Mark has written this previously. I don't think anyone advocates this, not even 
the Chinese. They've wanted to, and achieved, lifting around 800,000,000 people 
out whatever standard they use for "poverty" already. That is the "middle 
income" layer that benefits directly from the increase in exports China has 
achieved globaly. So they already "kind of" achieved that goal. But the world 
itself, billions without enough "stuff" at all, especially electricity, are 
trying to climb out this Imperialist economic poverty. This, generally, doesn't 
mean "like the standard of living of the U.S. and Europe". it means having some 
electricity from the grid: some way of lighting ONE room in their house so 
their kids can study at night; running a small half-height fridge so left over 
food doesn't spoil (or keeps their insulin cool and safe if they have 
diabetes); maybe their kid's room having a small air conditioner to fight off 
respitory stress that is endemic, often, in tropical countries. That is what 
"development" really means.

Mark asked:

> 
> There are two different things going on: China is the world's workshop and
> also a consumer of the products that they make. China has about 80% - 90%
> of the world solar market, and they lead in practically all sectors of
> renewables like wind, grid, and batteries. But does that mean that the
> typical Chinese worker or farmer is benefiting from this in their
> apartments and houses? I don't know.
> 
> 
> 

First, it's wrong to segregate out RE from all other forms of generation. The 
grid only sees "electricity" not where it comes from. So what ever the energy 
is measured in "MWhrs" (or KWhrs for individual use). All generation goes to 
who ever turns on their light switch or starts the mass transit trains or a 
piece of machinery (and in fact only produced...generated...when that switch is 
closed). So the degree that all living standards have risen in China then the 
answer is "yes" everyone benefits from RE...as they do from the massive number 
of hydro generation and nuclear energy as well.

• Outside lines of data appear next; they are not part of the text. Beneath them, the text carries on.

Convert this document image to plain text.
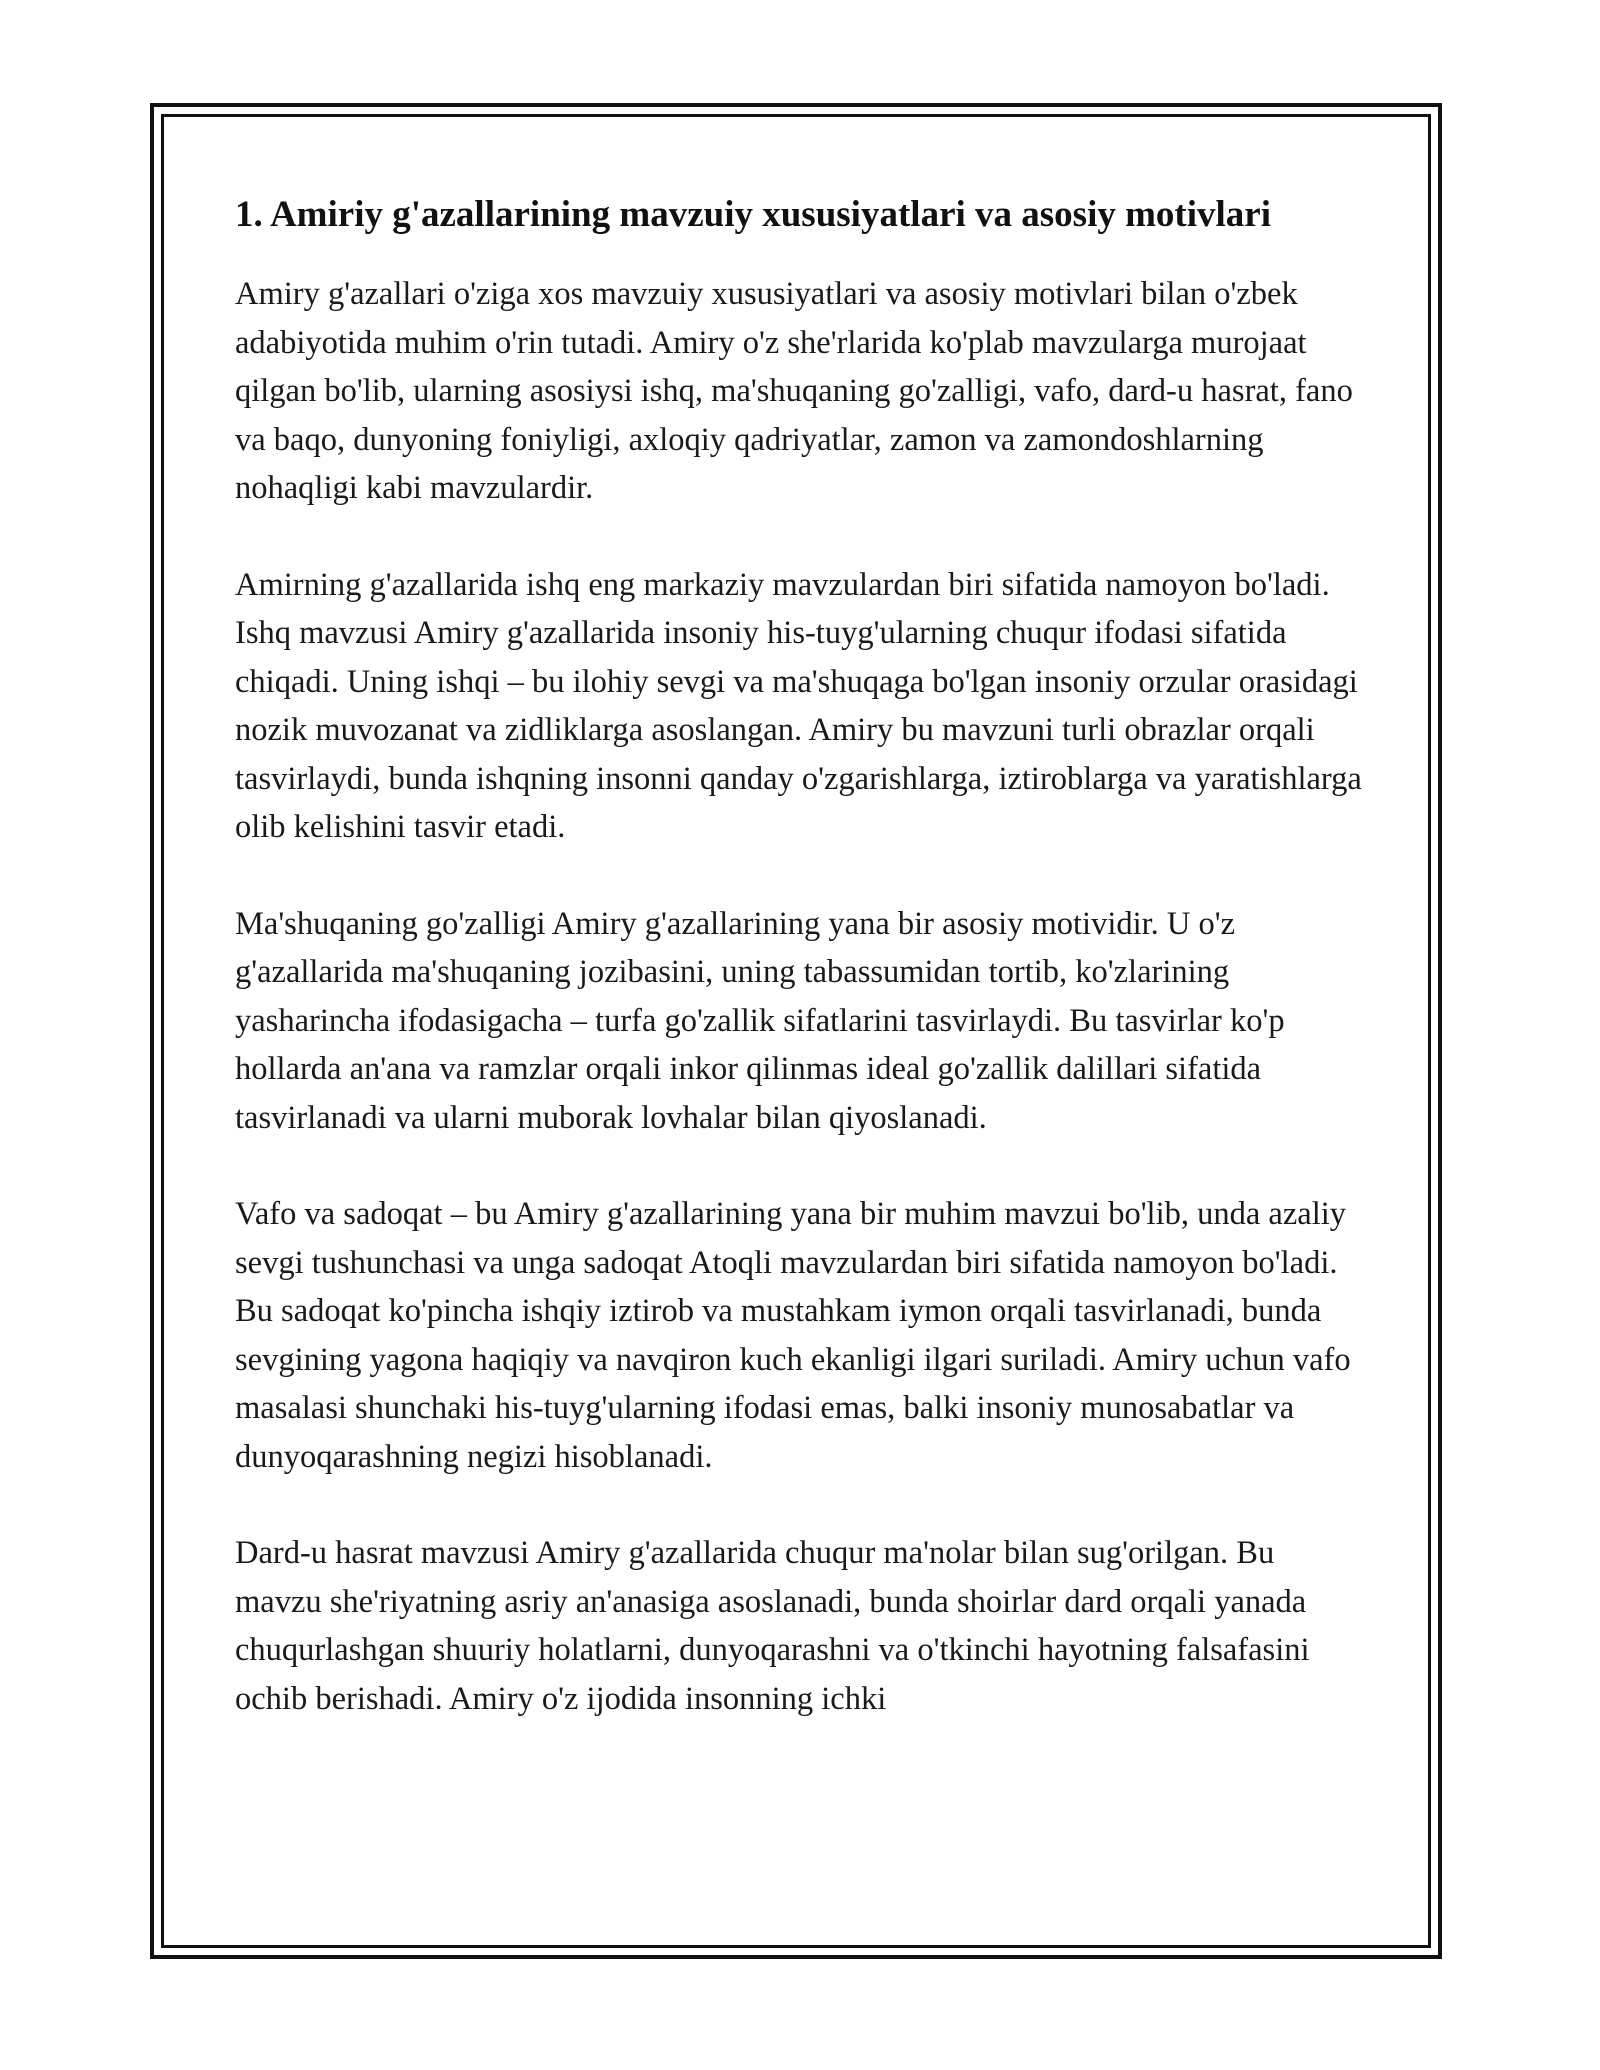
1. Amiriy g'azallarining mavzuiy xususiyatlari va asosiy motivlari

Amiry g'azallari o'ziga xos mavzuiy xususiyatlari va asosiy motivlari bilan o'zbek adabiyotida muhim o'rin tutadi. Amiry o'z she'rlarida ko'plab mavzularga murojaat qilgan bo'lib, ularning asosiysi ishq, ma'shuqaning go'zalligi, vafo, dard-u hasrat, fano va baqo, dunyoning foniyligi, axloqiy qadriyatlar, zamon va zamondoshlarning nohaqligi kabi mavzulardir.

Amirning g'azallarida ishq eng markaziy mavzulardan biri sifatida namoyon bo'ladi. Ishq mavzusi Amiry g'azallarida insoniy his-tuyg'ularning chuqur ifodasi sifatida chiqadi. Uning ishqi – bu ilohiy sevgi va ma'shuqaga bo'lgan insoniy orzular orasidagi nozik muvozanat va zidliklarga asoslangan. Amiry bu mavzuni turli obrazlar orqali tasvirlaydi, bunda ishqning insonni qanday o'zgarishlarga, iztiroblarga va yaratishlarga olib kelishini tasvir etadi.

Ma'shuqaning go'zalligi Amiry g'azallarining yana bir asosiy motividir. U o'z g'azallarida ma'shuqaning jozibasini, uning tabassumidan tortib, ko'zlarining yasharincha ifodasigacha – turfa go'zallik sifatlarini tasvirlaydi. Bu tasvirlar ko'p hollarda an'ana va ramzlar orqali inkor qilinmas ideal go'zallik dalillari sifatida tasvirlanadi va ularni muborak lovhalar bilan qiyoslanadi.

Vafo va sadoqat – bu Amiry g'azallarining yana bir muhim mavzui bo'lib, unda azaliy sevgi tushunchasi va unga sadoqat Atoqli mavzulardan biri sifatida namoyon bo'ladi. Bu sadoqat ko'pincha ishqiy iztirob va mustahkam iymon orqali tasvirlanadi, bunda sevgining yagona haqiqiy va navqiron kuch ekanligi ilgari suriladi. Amiry uchun vafo masalasi shunchaki his-tuyg'ularning ifodasi emas, balki insoniy munosabatlar va dunyoqarashning negizi hisoblanadi.

Dard-u hasrat mavzusi Amiry g'azallarida chuqur ma'nolar bilan sug'orilgan. Bu mavzu she'riyatning asriy an'anasiga asoslanadi, bunda shoirlar dard orqali yanada chuqurlashgan shuuriy holatlarni, dunyoqarashni va o'tkinchi hayotning falsafasini ochib berishadi. Amiry o'z ijodida insonning ichki
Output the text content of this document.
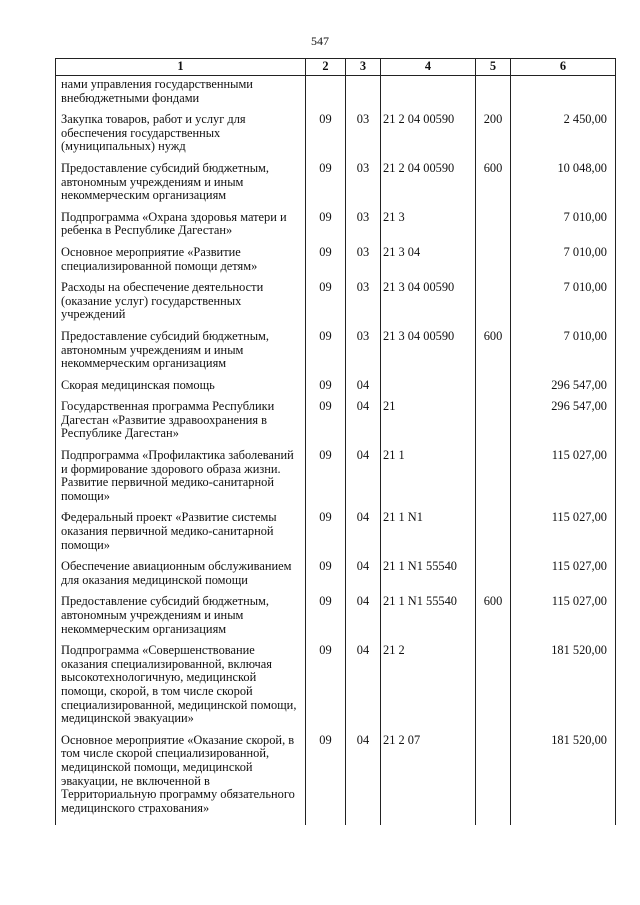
547
1	2	3	4	5	6
нами управления государственными внебюджетными фондами					
Закупка товаров, работ и услуг для обеспечения государственных (муниципальных) нужд	09	03	21 2 04 00590	200	2 450,00
Предоставление субсидий бюджетным, автономным учреждениям и иным некоммерческим организациям	09	03	21 2 04 00590	600	10 048,00
Подпрограмма «Охрана здоровья матери и ребенка в Республике Дагестан»	09	03	21 3		7 010,00
Основное мероприятие «Развитие специализированной помощи детям»	09	03	21 3 04		7 010,00
Расходы на обеспечение деятельности (оказание услуг) государственных учреждений	09	03	21 3 04 00590		7 010,00
Предоставление субсидий бюджетным, автономным учреждениям и иным некоммерческим организациям	09	03	21 3 04 00590	600	7 010,00
Скорая медицинская помощь	09	04			296 547,00
Государственная программа Республики Дагестан «Развитие здравоохранения в Республике Дагестан»	09	04	21		296 547,00
Подпрограмма «Профилактика заболеваний и формирование здорового образа жизни. Развитие первичной медико-санитарной помощи»	09	04	21 1		115 027,00
Федеральный проект «Развитие системы оказания первичной медико-санитарной помощи»	09	04	21 1 N1		115 027,00
Обеспечение авиационным обслуживанием для оказания медицинской помощи	09	04	21 1 N1 55540		115 027,00
Предоставление субсидий бюджетным, автономным учреждениям и иным некоммерческим организациям	09	04	21 1 N1 55540	600	115 027,00
Подпрограмма «Совершенствование оказания специализированной, включая высокотехнологичную, медицинской помощи, скорой, в том числе скорой специализированной, медицинской помощи, медицинской эвакуации»	09	04	21 2		181 520,00
Основное мероприятие «Оказание скорой, в том числе скорой специализированной, медицинской помощи, медицинской эвакуации, не включенной в Территориальную программу обязательного медицинского страхования»	09	04	21 2 07		181 520,00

I should add that many workers 
are benefiting from living in new apartments brought on by the huge expansion 
of the productive forces in China.

Mark concludes in responding to Marv:

> 
> 
> No country has met any targets. Rather than waiting to 2030 to find out
> how well it goes in China, we should instead discuss how to reduce energy
> needs rather than expand them at the astounding rate that China does, as
> you have shown.
> 

I think this is poising the question with a false dichotomy. The demand , real 
demand in the developing world for more generation has to be addressed first, 
not last, IMO. How ALL generation is fueled is critical. If had truly low 
carbon grids increases in "demand" would be secondary. Countries and region in 
fact due have this and many countries have lowered their carbon footprint and 
continue to do so. Norway, Sweden, France and the province of Ontario to cite 
industrialized areas have all done this when they increased their hydro or 
their hydro and nuclear. That is a real positive development in holding back 
increases in GHG emissions. ALL nations should emulate this and we can 
beginning to attack that increase of 1.5C of climate temperature.

That can only achieved with addressing energy impoverishment as well as the 
solutions for low carbon development.